The Justice Department has quietly launched an artificial intelligence experiment as the Trudeau government prepares to use such sophisticated software to help make decisions in cases involving immigration, pension benefits and taxes.

The 18-month pilot project, which involves the Canada Revenue Agency, was started even though the government has yet to establish clear ethical guidelines on its use of artificial intelligence, or AI.

The pilot project uses the software program Tax Foresight, developed last year by Toronto-based tech start-up Blue J Legal Inc.

The Canada Revenue Agency (CRA) is stepping up its use of “big data” as part of its broader efforts to combat offshore tax evasion, Diane Lebouthillier, minister of national revenue, said in a statement published in February 2018.

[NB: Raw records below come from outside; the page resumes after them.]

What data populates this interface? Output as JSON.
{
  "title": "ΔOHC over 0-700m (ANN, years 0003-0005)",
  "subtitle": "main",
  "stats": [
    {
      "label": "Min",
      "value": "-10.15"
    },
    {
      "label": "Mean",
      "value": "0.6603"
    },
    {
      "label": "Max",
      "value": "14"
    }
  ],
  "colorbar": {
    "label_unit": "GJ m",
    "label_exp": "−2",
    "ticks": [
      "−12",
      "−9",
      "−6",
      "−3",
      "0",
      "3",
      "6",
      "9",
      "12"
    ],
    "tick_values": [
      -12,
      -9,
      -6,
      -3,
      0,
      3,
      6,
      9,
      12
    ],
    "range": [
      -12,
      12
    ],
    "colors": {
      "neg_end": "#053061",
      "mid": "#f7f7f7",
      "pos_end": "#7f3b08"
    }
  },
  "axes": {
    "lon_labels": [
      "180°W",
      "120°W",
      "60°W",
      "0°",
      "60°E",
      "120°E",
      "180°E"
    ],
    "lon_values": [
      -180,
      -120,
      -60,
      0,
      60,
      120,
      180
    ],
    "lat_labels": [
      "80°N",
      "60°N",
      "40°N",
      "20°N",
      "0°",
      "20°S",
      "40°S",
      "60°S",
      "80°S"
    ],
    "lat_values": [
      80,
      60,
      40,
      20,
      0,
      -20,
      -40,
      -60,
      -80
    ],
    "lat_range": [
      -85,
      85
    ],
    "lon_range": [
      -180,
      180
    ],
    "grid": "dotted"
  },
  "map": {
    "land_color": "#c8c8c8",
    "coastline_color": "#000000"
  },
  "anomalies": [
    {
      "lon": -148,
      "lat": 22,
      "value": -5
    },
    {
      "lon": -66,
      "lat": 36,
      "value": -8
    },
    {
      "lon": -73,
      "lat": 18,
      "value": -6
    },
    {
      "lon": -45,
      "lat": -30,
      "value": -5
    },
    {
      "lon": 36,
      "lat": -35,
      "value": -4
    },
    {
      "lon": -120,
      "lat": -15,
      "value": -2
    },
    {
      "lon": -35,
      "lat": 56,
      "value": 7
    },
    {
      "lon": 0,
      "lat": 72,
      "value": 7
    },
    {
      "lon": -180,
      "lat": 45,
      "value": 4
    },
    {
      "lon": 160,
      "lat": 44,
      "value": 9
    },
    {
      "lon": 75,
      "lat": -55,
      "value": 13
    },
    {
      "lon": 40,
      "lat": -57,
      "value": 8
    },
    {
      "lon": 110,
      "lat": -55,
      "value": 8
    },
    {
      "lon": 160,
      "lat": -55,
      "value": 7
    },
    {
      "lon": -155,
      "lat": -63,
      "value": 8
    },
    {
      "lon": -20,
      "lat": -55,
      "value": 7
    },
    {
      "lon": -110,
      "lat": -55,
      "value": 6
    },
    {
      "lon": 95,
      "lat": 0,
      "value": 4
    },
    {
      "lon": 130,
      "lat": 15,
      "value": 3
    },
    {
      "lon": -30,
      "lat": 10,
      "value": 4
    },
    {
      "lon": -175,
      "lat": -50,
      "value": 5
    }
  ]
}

In response, the CRA says it is developing predictive analytics using machine learning “to identify potential areas of non-compliance by discovering unseen patterns in data.”

The agency also says it is developing new data models to identify high-risk taxpayers, and using social network analysis to automate the identification of links between individuals and businesses. Last year, the CRA began using data about households in wealthy neighbourhoods “in a more systematic way to conduct in-depth risk assessments and initiate audits,” the agency says.

Bottom line is if you are behind on your taxes and Revenue Canada has not tried contacting you, they will, it is only a matter of time.